Tater shook his head. “Probably just that tabby from two alleys over,” he sighed and almost imperceptibly shrugged his shoulders. “She’s persistent.”
That was it. Davis was out of here. He moved around the wood counter, up the main aisle and shoved the glass door into place, sending the string of bells banging. He locked up, not bothering to change the hands on the “Back at __o’clock” sign. Would he be back in the store today? Probably not.

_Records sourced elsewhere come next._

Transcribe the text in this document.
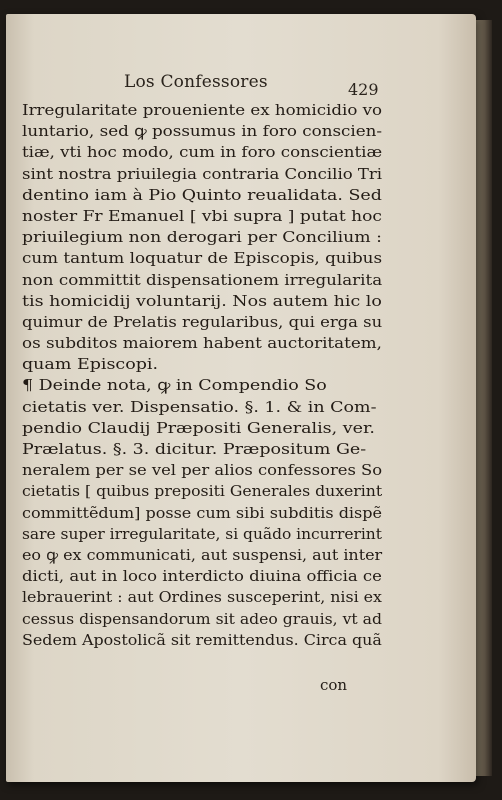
Los Confessores	429
Irregularitate proueniente ex homicidio vo
luntario, sed ꝙ possumus in foro conscien-
tiæ, vti hoc modo, cum in foro conscientiæ
sint nostra priuilegia contraria Concilio Tri
dentino iam à Pio Quinto reualidata. Sed
noster Fr Emanuel [ vbi supra ] putat hoc
priuilegium non derogari per Concilium :
cum tantum loquatur de Episcopis, quibus
non committit dispensationem irregularita
tis homicidij voluntarij. Nos autem hic lo
quimur de Prelatis regularibus, qui erga su
os subditos maiorem habent auctoritatem,
quam Episcopi.
¶ Deinde nota, ꝙ in Compendio So
cietatis ver. Dispensatio. §. 1. & in Com-
pendio Claudij Præpositi Generalis, ver.
Prælatus. §. 3. dicitur. Præpositum Ge-
neralem per se vel per alios confessores So
cietatis [ quibus prepositi Generales duxerint
committẽdum] posse cum sibi subditis dispẽ
sare super irregularitate, si quãdo incurrerint
eo ꝙ ex communicati, aut suspensi, aut inter
dicti, aut in loco interdicto diuina officia ce
lebrauerint : aut Ordines susceperint, nisi ex
cessus dispensandorum sit adeo grauis, vt ad
Sedem Apostolicã sit remittendus. Circa quã
con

Davis left out the store’s back door. He’d go home. The trunk, if there really was a trunk, could be there, he thought as he started the three-block walk to his dad’s house, now his house.
“Good idea,” said Tater, causing Davis to hop to the side. He hadn’t noticed the cat slip out of the store.

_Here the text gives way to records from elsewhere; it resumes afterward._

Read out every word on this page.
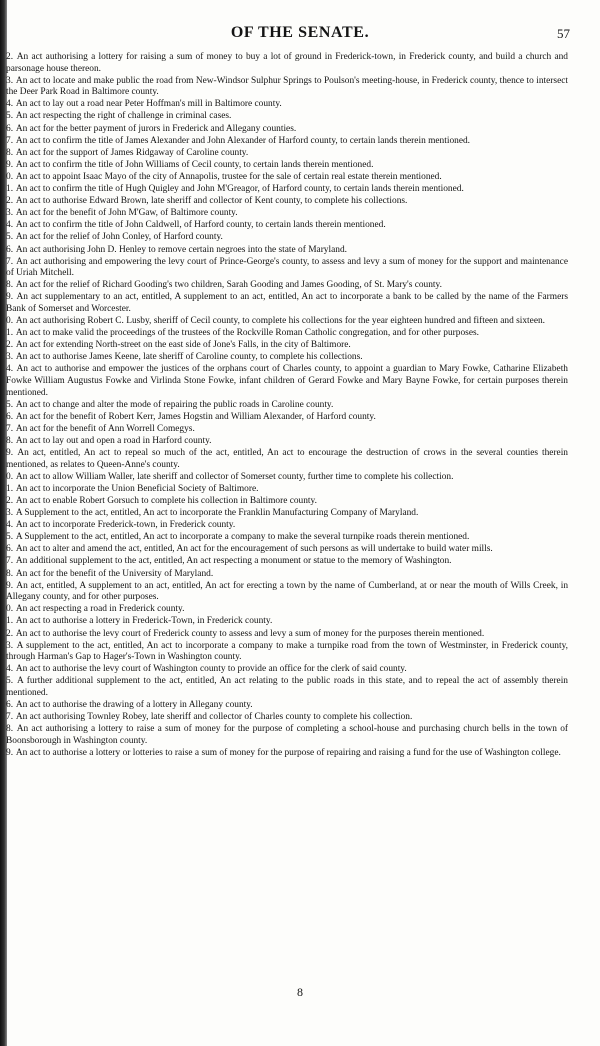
OF THE SENATE.	57
2. An act authorising a lottery for raising a sum of money to buy a lot of ground in Frederick-town, in Frederick county, and build a church and parsonage house thereon.
3. An act to locate and make public the road from New-Windsor Sulphur Springs to Poulson's meeting-house, in Frederick county, thence to intersect the Deer Park Road in Baltimore county.
4. An act to lay out a road near Peter Hoffman's mill in Baltimore county.
5. An act respecting the right of challenge in criminal cases.
6. An act for the better payment of jurors in Frederick and Allegany counties.
7. An act to confirm the title of James Alexander and John Alexander of Harford county, to certain lands therein mentioned.
8. An act for the support of James Ridgaway of Caroline county.
9. An act to confirm the title of John Williams of Cecil county, to certain lands therein mentioned.
0. An act to appoint Isaac Mayo of the city of Annapolis, trustee for the sale of certain real estate therein mentioned.
1. An act to confirm the title of Hugh Quigley and John M'Greagor, of Harford county, to certain lands therein mentioned.
2. An act to authorise Edward Brown, late sheriff and collector of Kent county, to complete his collections.
3. An act for the benefit of John M'Gaw, of Baltimore county.
4. An act to confirm the title of John Caldwell, of Harford county, to certain lands therein mentioned.
5. An act for the relief of John Conley, of Harford county.
6. An act authorising John D. Henley to remove certain negroes into the state of Maryland.
7. An act authorising and empowering the levy court of Prince-George's county, to assess and levy a sum of money for the support and maintenance of Uriah Mitchell.
8. An act for the relief of Richard Gooding's two children, Sarah Gooding and James Gooding, of St. Mary's county.
9. An act supplementary to an act, entitled, A supplement to an act, entitled, An act to incorporate a bank to be called by the name of the Farmers Bank of Somerset and Worcester.
0. An act authorising Robert C. Lusby, sheriff of Cecil county, to complete his collections for the year eighteen hundred and fifteen and sixteen.
1. An act to make valid the proceedings of the trustees of the Rockville Roman Catholic congregation, and for other purposes.
2. An act for extending North-street on the east side of Jone's Falls, in the city of Baltimore.
3. An act to authorise James Keene, late sheriff of Caroline county, to complete his collections.
4. An act to authorise and empower the justices of the orphans court of Charles county, to appoint a guardian to Mary Fowke, Catharine Elizabeth Fowke William Augustus Fowke and Virlinda Stone Fowke, infant children of Gerard Fowke and Mary Bayne Fowke, for certain purposes therein mentioned.
5. An act to change and alter the mode of repairing the public roads in Caroline county.
6. An act for the benefit of Robert Kerr, James Hogstin and William Alexander, of Harford county.
7. An act for the benefit of Ann Worrell Comegys.
8. An act to lay out and open a road in Harford county.
9. An act, entitled, An act to repeal so much of the act, entitled, An act to encourage the destruction of crows in the several counties therein mentioned, as relates to Queen-Anne's county.
0. An act to allow William Waller, late sheriff and collector of Somerset county, further time to complete his collection.
1. An act to incorporate the Union Beneficial Society of Baltimore.
2. An act to enable Robert Gorsuch to complete his collection in Baltimore county.
3. A Supplement to the act, entitled, An act to incorporate the Franklin Manufacturing Company of Maryland.
4. An act to incorporate Frederick-town, in Frederick county.
5. A Supplement to the act, entitled, An act to incorporate a company to make the several turnpike roads therein mentioned.
6. An act to alter and amend the act, entitled, An act for the encouragement of such persons as will undertake to build water mills.
7. An additional supplement to the act, entitled, An act respecting a monument or statue to the memory of Washington.
8. An act for the benefit of the University of Maryland.
9. An act, entitled, A supplement to an act, entitled, An act for erecting a town by the name of Cumberland, at or near the mouth of Wills Creek, in Allegany county, and for other purposes.
0. An act respecting a road in Frederick county.
1. An act to authorise a lottery in Frederick-Town, in Frederick county.
2. An act to authorise the levy court of Frederick county to assess and levy a sum of money for the purposes therein mentioned.
3. A supplement to the act, entitled, An act to incorporate a company to make a turnpike road from the town of Westminster, in Frederick county, through Harman's Gap to Hager's-Town in Washington county.
4. An act to authorise the levy court of Washington county to provide an office for the clerk of said county.
5. A further additional supplement to the act, entitled, An act relating to the public roads in this state, and to repeal the act of assembly therein mentioned.
6. An act to authorise the drawing of a lottery in Allegany county.
7. An act authorising Townley Robey, late sheriff and collector of Charles county to complete his collection.
8. An act authorising a lottery to raise a sum of money for the purpose of completing a school-house and purchasing church bells in the town of Boonsborough in Washington county.
9. An act to authorise a lottery or lotteries to raise a sum of money for the purpose of repairing and raising a fund for the use of Washington college.
8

Tater continued, “Peach Street Distillers also would have been a good choice. I’ve heard the Peach Schnapps is good. Personally, I stick to milk.” The cat was clearly not as perturbed by the situation as Davis.
Davis cut through the alleys and yards of people he’d known his whole life. “I should just call the cops,” he thought. But for some reason, perhaps the strangeness of the day that made it seem like a dream, he just couldn’t take the cell phone out of his pocket and dial 911. (Yes, I’d like to report an assault by Friar Tuck. Oh, and I have a talking cat.)
Tater talked about food all the way to Davis’ back door, which Lina had painted blue. She was all about Fung Shui.
The house was dark, cool and quiet. Even Tater had enough sense to shut up for a moment.
“The trunk,” Davis thought, running a hand through his hair and looking around the kitchen. Where would Lina have put it? He’d never been good at reading her mind.
“No you weren’t, otherwise you would have known that stashing ‘The Alchemist’ behind the washer wasn’t gonna work,” Tater said.
“Get out of my head!” Davis thundered, but the words weren’t out of his mouth for half a second when he realized…
“Lina’s head? Yep, I was in there all the time,” Tater said, his tail twitching. “Some cats can only get into one head. I was lucky to get two. Lina’s head was full of color and drama. You’re kinda dull, but reliable. To make you feel better, the talking thing is a more recent development.”
“Uh … OK,” Davis wasn’t sure he like being classified as dull. He was interesting, right? He kept up on things, the news, working out, movies. Wait. This is a cat’s critique, he thought.
“Do you know where the trunk is?” Davis asked.
“Yes.” Tater was positively snooty. “It’s about time you asked.”
And just then, there was a tapping on the back door, which opened a few inches and Davis’ best friend Boots’ head and shoulders appeared. Good timing had never been one of Boots’ stronger qualities, thus his “job” as a street musician and status as a semi-reformed white-collar thief.
“Hey, you walked right past me just a bit ago looking ticked. You OK?” Boots asked.
“No,” Davis shot back, then took a deep breath. “Come in. I guess the trunk can wait a bit longer. I need a drink.”
“Me too,” said Boots as he let himself in and plopped down in a kitchen chair. Davis went over the refrigerator and took out a pitcher.
“Mmmm, water,” Boots said, somewhat disappointed.
“I’ll have some milk,” Tater said.
Boots jumped out of his chair, knocking it over. “Your cat is talking!” he yelled.
“I know,” said Davis as he poured two glasses of water. “It’s a recent development, I’m told. Saucer or cup?” he asked Tater.
“But your CAT is TALKING!”
“Sit down, Boots, I’ve got a lot to explain.” Davis set the glasses on the table. “What do you know about rare black and white ebony trunks from Laos?”